Birrwil

Nach jahrelangem Hin und Her: Das neue Schulhaus nimmt Form an

Zu Ostern 2022 soll das neue Schulhaus in Betrieb genommen werden.

Zu Ostern 2022 soll das neue Schulhaus in Betrieb genommen werden.

In Birrwil liegt endlich das Baugesuch für das geplante Schulhaus auf.

An der Wintergmeind im vergangenen November beendeten die Birrwiler die langjährigen Diskussionen um das neue Schulhaus. Mit 112 Ja- zu 34 Nein-Stimmen bewilligten sie das 5,5-Millionen-Franken-Projekt deutlich. Der Weg zum neuen Schulhaus war lang. Ende 2014 wurde das erste Schulraumkonzept entworfen.

Mitte 2018 trat die Schulpflege geschlossen zurück und auch der zuständige Gemeinderat Heinz Neeser demissionierte, weil das Vorhaben nicht gewünscht vorankam. Im Oktober 2019 wurde das neue Projekt an eine Informationsveranstaltung präsentiert.

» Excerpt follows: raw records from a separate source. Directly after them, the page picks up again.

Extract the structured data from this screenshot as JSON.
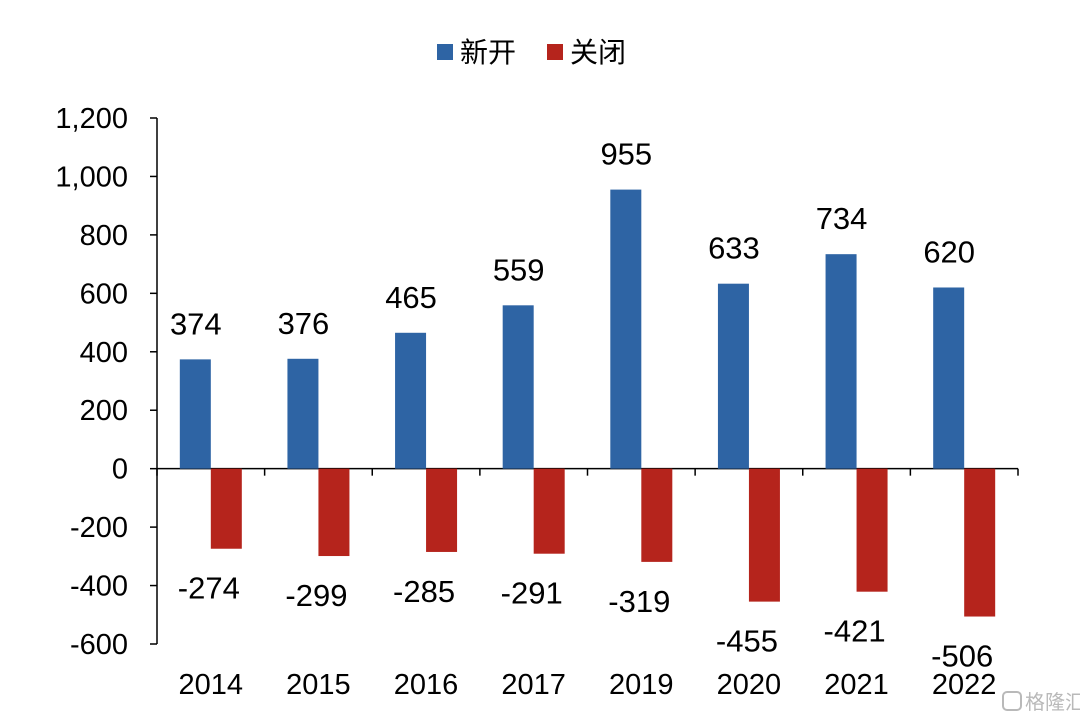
{
  "chart_data": {
    "type": "bar",
    "title": "",
    "xlabel": "",
    "ylabel": "",
    "categories": [
      "2014",
      "2015",
      "2016",
      "2017",
      "2019",
      "2020",
      "2021",
      "2022"
    ],
    "series": [
      {
        "name": "新开",
        "color": "#2E64A4",
        "values": [
          374,
          376,
          465,
          559,
          955,
          633,
          734,
          620
        ]
      },
      {
        "name": "关闭",
        "color": "#B5241C",
        "values": [
          -274,
          -299,
          -285,
          -291,
          -319,
          -455,
          -421,
          -506
        ]
      }
    ],
    "data_labels": {
      "positive": [
        "374",
        "376",
        "465",
        "559",
        "955",
        "633",
        "734",
        "620"
      ],
      "negative": [
        "-274",
        "-299",
        "-285",
        "-291",
        "-319",
        "-455",
        "-421",
        "-506"
      ]
    },
    "ylim": [
      -600,
      1200
    ],
    "yticks": [
      -600,
      -400,
      -200,
      0,
      200,
      400,
      600,
      800,
      1000,
      1200
    ],
    "ytick_labels": [
      "-600",
      "-400",
      "-200",
      "0",
      "200",
      "400",
      "600",
      "800",
      "1,000",
      "1,200"
    ],
    "grid": false,
    "legend_position": "top-center"
  },
  "watermark": {
    "text": "格隆汇",
    "icon": "glh-logo-icon"
  }
}
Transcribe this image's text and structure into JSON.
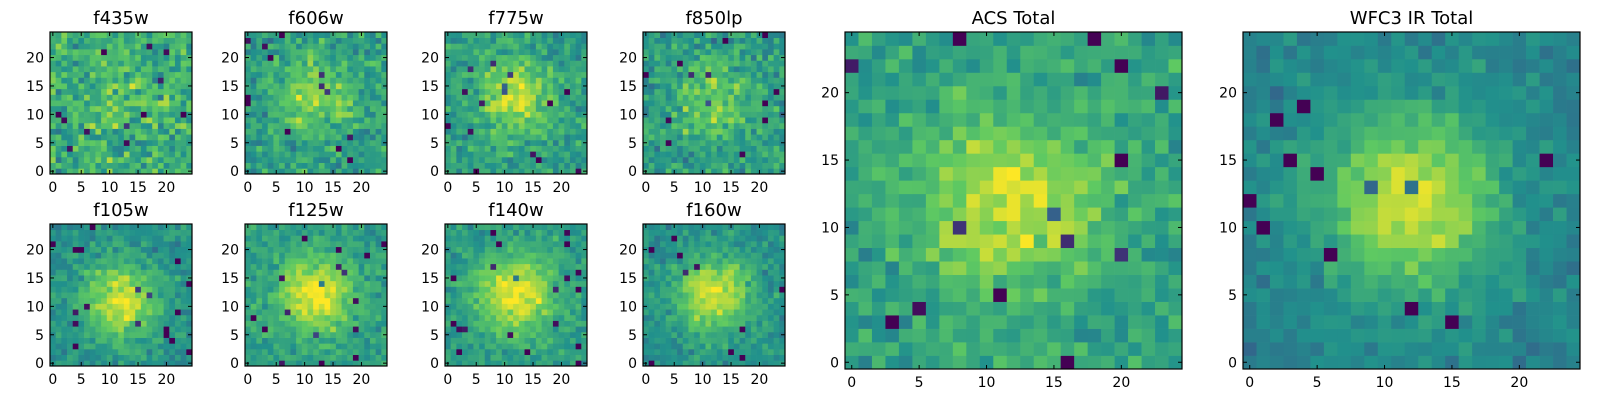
{
  "figure": {
    "colormap": "viridis",
    "colormap_stops": [
      "#440154",
      "#3b528b",
      "#21918c",
      "#5ec962",
      "#fde725"
    ]
  },
  "chart_data": [
    {
      "type": "heatmap",
      "title": "f435w",
      "x_ticks": [
        0,
        5,
        10,
        15,
        20
      ],
      "y_ticks": [
        0,
        5,
        10,
        15,
        20
      ],
      "xlim": [
        -0.5,
        24.5
      ],
      "ylim": [
        -0.5,
        24.5
      ],
      "grid": false,
      "shape": [
        25,
        25
      ],
      "source_peak": [
        12,
        12
      ],
      "source_strength": 0.08,
      "noise_level": 0.55,
      "baseline": 0.62
    },
    {
      "type": "heatmap",
      "title": "f606w",
      "x_ticks": [
        0,
        5,
        10,
        15,
        20
      ],
      "y_ticks": [
        0,
        5,
        10,
        15,
        20
      ],
      "xlim": [
        -0.5,
        24.5
      ],
      "ylim": [
        -0.5,
        24.5
      ],
      "grid": false,
      "shape": [
        25,
        25
      ],
      "source_peak": [
        12,
        13
      ],
      "source_strength": 0.3,
      "noise_level": 0.45,
      "baseline": 0.55
    },
    {
      "type": "heatmap",
      "title": "f775w",
      "x_ticks": [
        0,
        5,
        10,
        15,
        20
      ],
      "y_ticks": [
        0,
        5,
        10,
        15,
        20
      ],
      "xlim": [
        -0.5,
        24.5
      ],
      "ylim": [
        -0.5,
        24.5
      ],
      "grid": false,
      "shape": [
        25,
        25
      ],
      "source_peak": [
        12,
        13
      ],
      "source_strength": 0.35,
      "noise_level": 0.42,
      "baseline": 0.55
    },
    {
      "type": "heatmap",
      "title": "f850lp",
      "x_ticks": [
        0,
        5,
        10,
        15,
        20
      ],
      "y_ticks": [
        0,
        5,
        10,
        15,
        20
      ],
      "xlim": [
        -0.5,
        24.5
      ],
      "ylim": [
        -0.5,
        24.5
      ],
      "grid": false,
      "shape": [
        25,
        25
      ],
      "source_peak": [
        12,
        12
      ],
      "source_strength": 0.25,
      "noise_level": 0.45,
      "baseline": 0.55
    },
    {
      "type": "heatmap",
      "title": "f105w",
      "x_ticks": [
        0,
        5,
        10,
        15,
        20
      ],
      "y_ticks": [
        0,
        5,
        10,
        15,
        20
      ],
      "xlim": [
        -0.5,
        24.5
      ],
      "ylim": [
        -0.5,
        24.5
      ],
      "grid": false,
      "shape": [
        25,
        25
      ],
      "source_peak": [
        12,
        11
      ],
      "source_strength": 0.45,
      "noise_level": 0.32,
      "baseline": 0.5
    },
    {
      "type": "heatmap",
      "title": "f125w",
      "x_ticks": [
        0,
        5,
        10,
        15,
        20
      ],
      "y_ticks": [
        0,
        5,
        10,
        15,
        20
      ],
      "xlim": [
        -0.5,
        24.5
      ],
      "ylim": [
        -0.5,
        24.5
      ],
      "grid": false,
      "shape": [
        25,
        25
      ],
      "source_peak": [
        12,
        12
      ],
      "source_strength": 0.45,
      "noise_level": 0.32,
      "baseline": 0.55
    },
    {
      "type": "heatmap",
      "title": "f140w",
      "x_ticks": [
        0,
        5,
        10,
        15,
        20
      ],
      "y_ticks": [
        0,
        5,
        10,
        15,
        20
      ],
      "xlim": [
        -0.5,
        24.5
      ],
      "ylim": [
        -0.5,
        24.5
      ],
      "grid": false,
      "shape": [
        25,
        25
      ],
      "source_peak": [
        12,
        12
      ],
      "source_strength": 0.45,
      "noise_level": 0.3,
      "baseline": 0.55
    },
    {
      "type": "heatmap",
      "title": "f160w",
      "x_ticks": [
        0,
        5,
        10,
        15,
        20
      ],
      "y_ticks": [
        0,
        5,
        10,
        15,
        20
      ],
      "xlim": [
        -0.5,
        24.5
      ],
      "ylim": [
        -0.5,
        24.5
      ],
      "grid": false,
      "shape": [
        25,
        25
      ],
      "source_peak": [
        12,
        12
      ],
      "source_strength": 0.45,
      "noise_level": 0.3,
      "baseline": 0.5
    },
    {
      "type": "heatmap",
      "title": "ACS Total",
      "x_ticks": [
        0,
        5,
        10,
        15,
        20
      ],
      "y_ticks": [
        0,
        5,
        10,
        15,
        20
      ],
      "xlim": [
        -0.5,
        24.5
      ],
      "ylim": [
        -0.5,
        24.5
      ],
      "grid": false,
      "shape": [
        25,
        25
      ],
      "source_peak": [
        12,
        12
      ],
      "source_strength": 0.35,
      "noise_level": 0.38,
      "baseline": 0.58
    },
    {
      "type": "heatmap",
      "title": "WFC3 IR Total",
      "x_ticks": [
        0,
        5,
        10,
        15,
        20
      ],
      "y_ticks": [
        0,
        5,
        10,
        15,
        20
      ],
      "xlim": [
        -0.5,
        24.5
      ],
      "ylim": [
        -0.5,
        24.5
      ],
      "grid": false,
      "shape": [
        25,
        25
      ],
      "source_peak": [
        12,
        12
      ],
      "source_strength": 0.5,
      "noise_level": 0.24,
      "baseline": 0.45
    }
  ]
}
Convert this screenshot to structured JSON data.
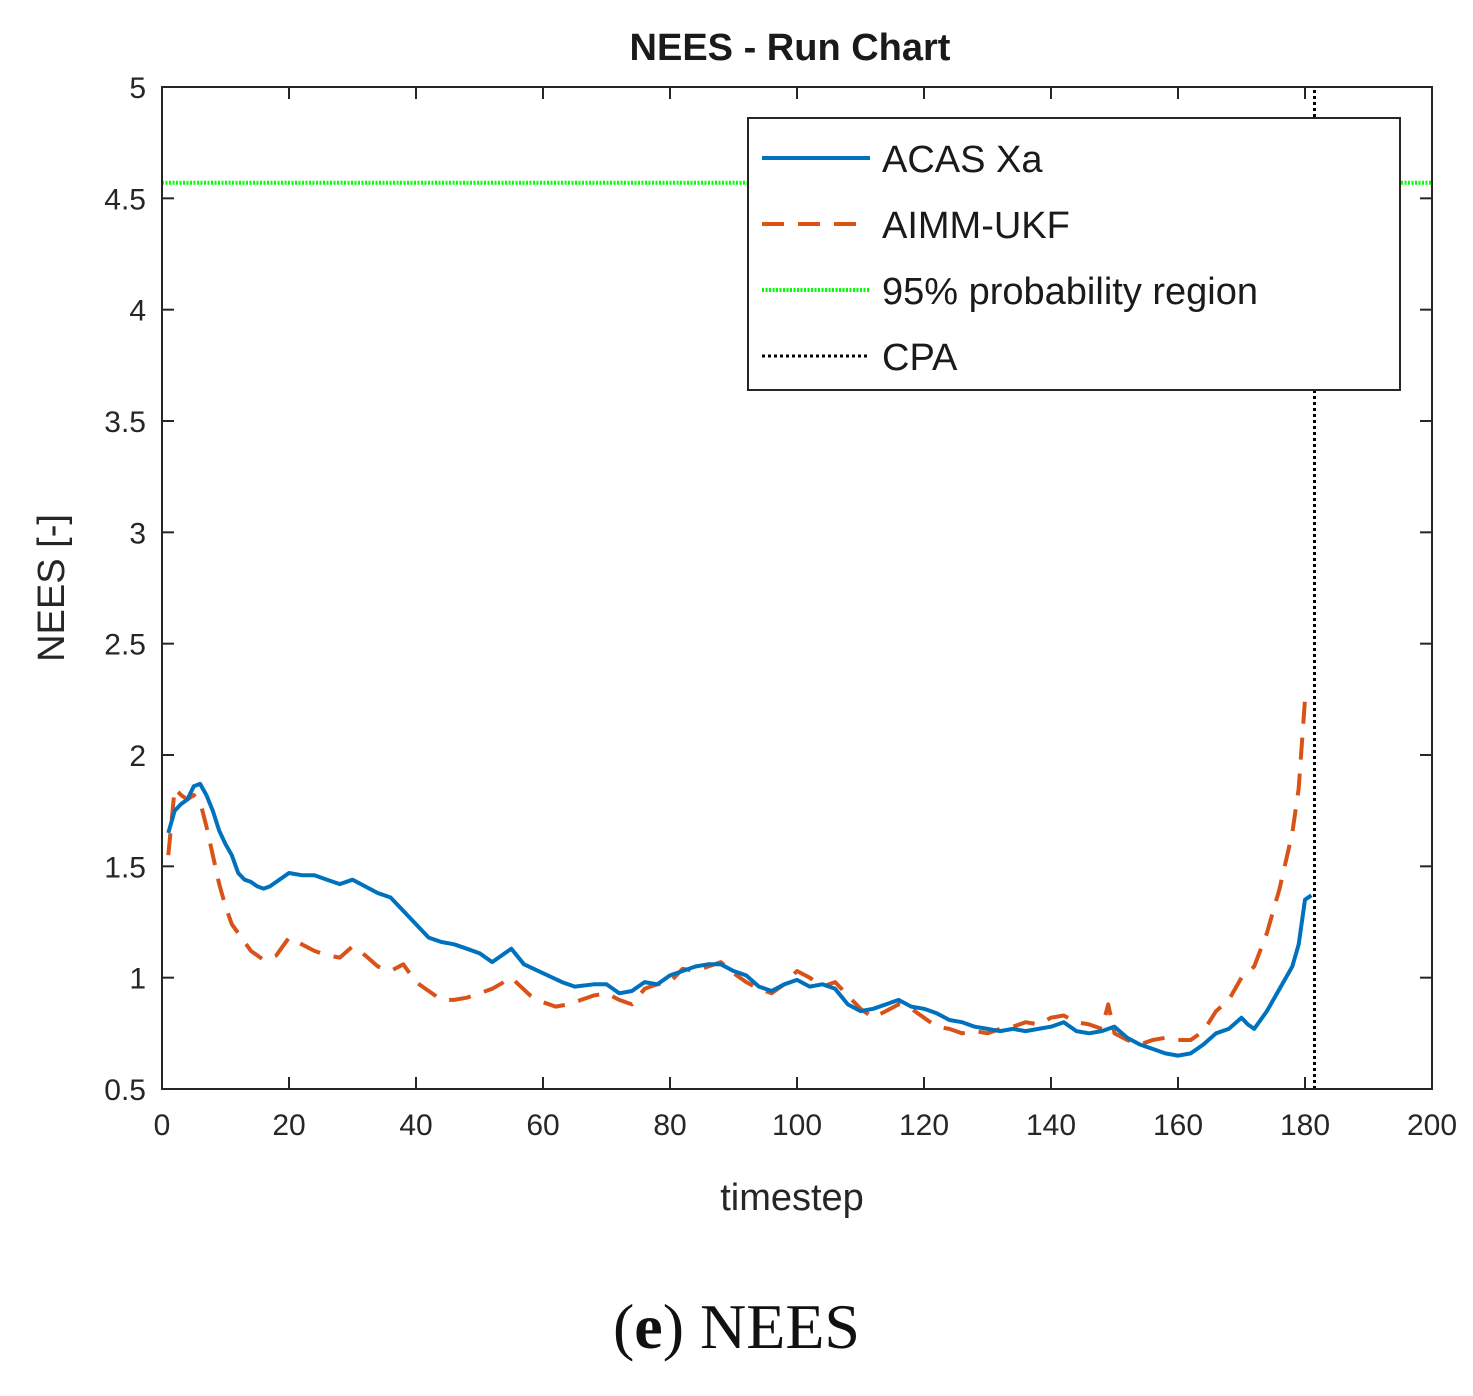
{
  "caption": {
    "label": "e",
    "text": "NEES"
  },
  "chart_data": {
    "type": "line",
    "title": "NEES - Run Chart",
    "xlabel": "timestep",
    "ylabel": "NEES [-]",
    "xlim": [
      0,
      200
    ],
    "ylim": [
      0.5,
      5
    ],
    "xticks": [
      0,
      20,
      40,
      60,
      80,
      100,
      120,
      140,
      160,
      180,
      200
    ],
    "yticks": [
      0.5,
      1,
      1.5,
      2,
      2.5,
      3,
      3.5,
      4,
      4.5,
      5
    ],
    "ytick_labels": [
      "0.5",
      "1",
      "1.5",
      "2",
      "2.5",
      "3",
      "3.5",
      "4",
      "4.5",
      "5"
    ],
    "legend_position": "top-right",
    "series": [
      {
        "name": "ACAS Xa",
        "color": "#0072BD",
        "style": "solid",
        "x": [
          1,
          2,
          3,
          4,
          5,
          6,
          7,
          8,
          9,
          10,
          11,
          12,
          13,
          14,
          15,
          16,
          17,
          18,
          19,
          20,
          22,
          24,
          26,
          28,
          30,
          32,
          34,
          36,
          38,
          40,
          42,
          44,
          46,
          48,
          50,
          52,
          55,
          57,
          60,
          63,
          65,
          68,
          70,
          72,
          74,
          76,
          78,
          80,
          82,
          84,
          86,
          88,
          90,
          92,
          94,
          96,
          98,
          100,
          102,
          104,
          106,
          108,
          110,
          112,
          114,
          116,
          118,
          120,
          122,
          124,
          126,
          128,
          130,
          132,
          134,
          136,
          138,
          140,
          142,
          144,
          146,
          148,
          150,
          152,
          154,
          156,
          158,
          160,
          162,
          164,
          166,
          168,
          170,
          171,
          172,
          174,
          176,
          178,
          179,
          180,
          181
        ],
        "y": [
          1.65,
          1.75,
          1.78,
          1.8,
          1.86,
          1.87,
          1.82,
          1.75,
          1.66,
          1.6,
          1.55,
          1.47,
          1.44,
          1.43,
          1.41,
          1.4,
          1.41,
          1.43,
          1.45,
          1.47,
          1.46,
          1.46,
          1.44,
          1.42,
          1.44,
          1.41,
          1.38,
          1.36,
          1.3,
          1.24,
          1.18,
          1.16,
          1.15,
          1.13,
          1.11,
          1.07,
          1.13,
          1.06,
          1.02,
          0.98,
          0.96,
          0.97,
          0.97,
          0.93,
          0.94,
          0.98,
          0.97,
          1.01,
          1.03,
          1.05,
          1.06,
          1.06,
          1.03,
          1.01,
          0.96,
          0.94,
          0.97,
          0.99,
          0.96,
          0.97,
          0.95,
          0.88,
          0.85,
          0.86,
          0.88,
          0.9,
          0.87,
          0.86,
          0.84,
          0.81,
          0.8,
          0.78,
          0.77,
          0.76,
          0.77,
          0.76,
          0.77,
          0.78,
          0.8,
          0.76,
          0.75,
          0.76,
          0.78,
          0.73,
          0.7,
          0.68,
          0.66,
          0.65,
          0.66,
          0.7,
          0.75,
          0.77,
          0.82,
          0.79,
          0.77,
          0.85,
          0.95,
          1.05,
          1.15,
          1.35,
          1.37
        ]
      },
      {
        "name": "AIMM-UKF",
        "color": "#D95319",
        "style": "dashed",
        "x": [
          1,
          2,
          3,
          4,
          5,
          6,
          7,
          8,
          9,
          10,
          11,
          12,
          14,
          16,
          18,
          20,
          22,
          24,
          26,
          28,
          30,
          32,
          34,
          36,
          38,
          40,
          42,
          44,
          46,
          48,
          50,
          52,
          55,
          58,
          60,
          62,
          64,
          66,
          68,
          70,
          72,
          74,
          76,
          78,
          80,
          82,
          84,
          86,
          88,
          90,
          92,
          94,
          96,
          98,
          100,
          102,
          104,
          106,
          108,
          110,
          112,
          114,
          116,
          118,
          120,
          122,
          124,
          126,
          128,
          130,
          132,
          134,
          136,
          138,
          140,
          142,
          144,
          146,
          148,
          149,
          150,
          152,
          154,
          156,
          158,
          160,
          162,
          164,
          166,
          168,
          170,
          172,
          174,
          176,
          178,
          179,
          180
        ],
        "y": [
          1.55,
          1.85,
          1.82,
          1.8,
          1.82,
          1.79,
          1.68,
          1.55,
          1.42,
          1.32,
          1.24,
          1.2,
          1.12,
          1.08,
          1.1,
          1.18,
          1.15,
          1.12,
          1.1,
          1.09,
          1.14,
          1.1,
          1.05,
          1.03,
          1.06,
          0.98,
          0.94,
          0.9,
          0.9,
          0.91,
          0.93,
          0.95,
          1.0,
          0.92,
          0.89,
          0.87,
          0.88,
          0.9,
          0.92,
          0.93,
          0.9,
          0.88,
          0.95,
          0.97,
          0.98,
          1.04,
          1.03,
          1.05,
          1.07,
          1.02,
          0.98,
          0.95,
          0.93,
          0.97,
          1.03,
          1.0,
          0.96,
          0.98,
          0.92,
          0.86,
          0.82,
          0.85,
          0.88,
          0.86,
          0.82,
          0.78,
          0.77,
          0.75,
          0.76,
          0.75,
          0.77,
          0.78,
          0.8,
          0.79,
          0.82,
          0.83,
          0.8,
          0.79,
          0.77,
          0.88,
          0.75,
          0.72,
          0.7,
          0.72,
          0.73,
          0.72,
          0.72,
          0.76,
          0.85,
          0.9,
          1.0,
          1.05,
          1.2,
          1.4,
          1.65,
          1.85,
          2.25
        ]
      },
      {
        "name": "95% probability region",
        "color": "#00FF00",
        "style": "dotted-dense",
        "x": [
          0,
          200
        ],
        "y": [
          4.57,
          4.57
        ]
      },
      {
        "name": "CPA",
        "color": "#000000",
        "style": "dotted",
        "x": [
          181.5,
          181.5
        ],
        "y": [
          0.5,
          5
        ]
      }
    ]
  }
}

Nach der erfolgreichen Abstimmung an der letzten Gmeind nimmt das Schulhaus nun die nächste Hürde. Aktuell liegt das Baugesuch bei der Gemeinde auf. Neu sollen in Birrwil alle Schulstufen im gleichen Gebäude unterrichtet werden. Dieses kommt nördlich der Mehrzweckhalle zu stehen. Der Kindergarten ist zurzeit im Gebäude der Mehrzweckhalle untergebracht. Die Primarschulklassen werden mit einer Abteilung im alten Schulhaus und einer im Obergeschoss des Gemeindehauses geführt.

Die drei verschiedenen Standorte verkomplizieren den Schulalltag nicht nur, die Schulkinder müssen zudem innerhalb der Unterrichtszeit die Kantonsstrasse im Bereich der Strassenkreuzung Säumärt-Dorf-Zopf überqueren. Dies wurde auch in einem Votum an einer früheren Gemeindeversammlung als gefährlich erachtet.

Ein Gebäude, das über Jahre erhalten bleibt

Die Kindergärtler sind im Erdgeschoss des neuen Gebäudes untergebracht. Sie erhalten neben einem Unterrichtsraum auch einen Gruppenraum. Im Obergeschoss findet der Unterricht für die Primarschüler statt.

Zusätzlich geplant ist ausserdem ein Sprachzimmer, in welchem der Logopädie- und der Unterricht «Deutsch als Zweitsprache» stattfindet. Auch für die Lehrpersonen gibt es mehr Platz. Sie erhalten ein grosses Lehrerzimmer mit Arbeitsplätzen. Neben dem Schulhaus-Neubau werden die Aussenanlagen komplett erneuert. Geplant sind ein neuer grosser Hartplatz, eine Spielwiese und eine Sandanlage. Auch die Kindergartenkinder erhalten einen eigenen Hartplatz, eine Spielwiese und eine Sandanlage. Realisiert wird das Projekt vom Basler Büro Brandenberger Kloter Architekten.

Beim Entwerfen das Projektes sei das Ziel gewesen, ein langlebiges und kompaktes Gebäude zu konstruieren, das der Gemeinde über Jahre hinweg erhalten bleibe, sagte Projektleiter Cedric Odermatt bereits an der Infoveranstaltung im vergangenen Oktober.

Läuft alles wie geplant, sollen die Bauarbeiten für das Schulhaus im Juli 2020 beginnen. Der Plan sieht vor, dass das Schulhaus an Ostern 2022 in Betrieb genommen werden kann. Neben den Unterlagen für das neue Schulhaus liegen noch zwei weitere Baugesuche auf, die indirekt mit dem Projekt zusammenhängen. Dabei geht es um die Renaturierung und Offenlegung des Bergbaches und die Erschliessung der Kanalisation beim Gebiet Säumärt.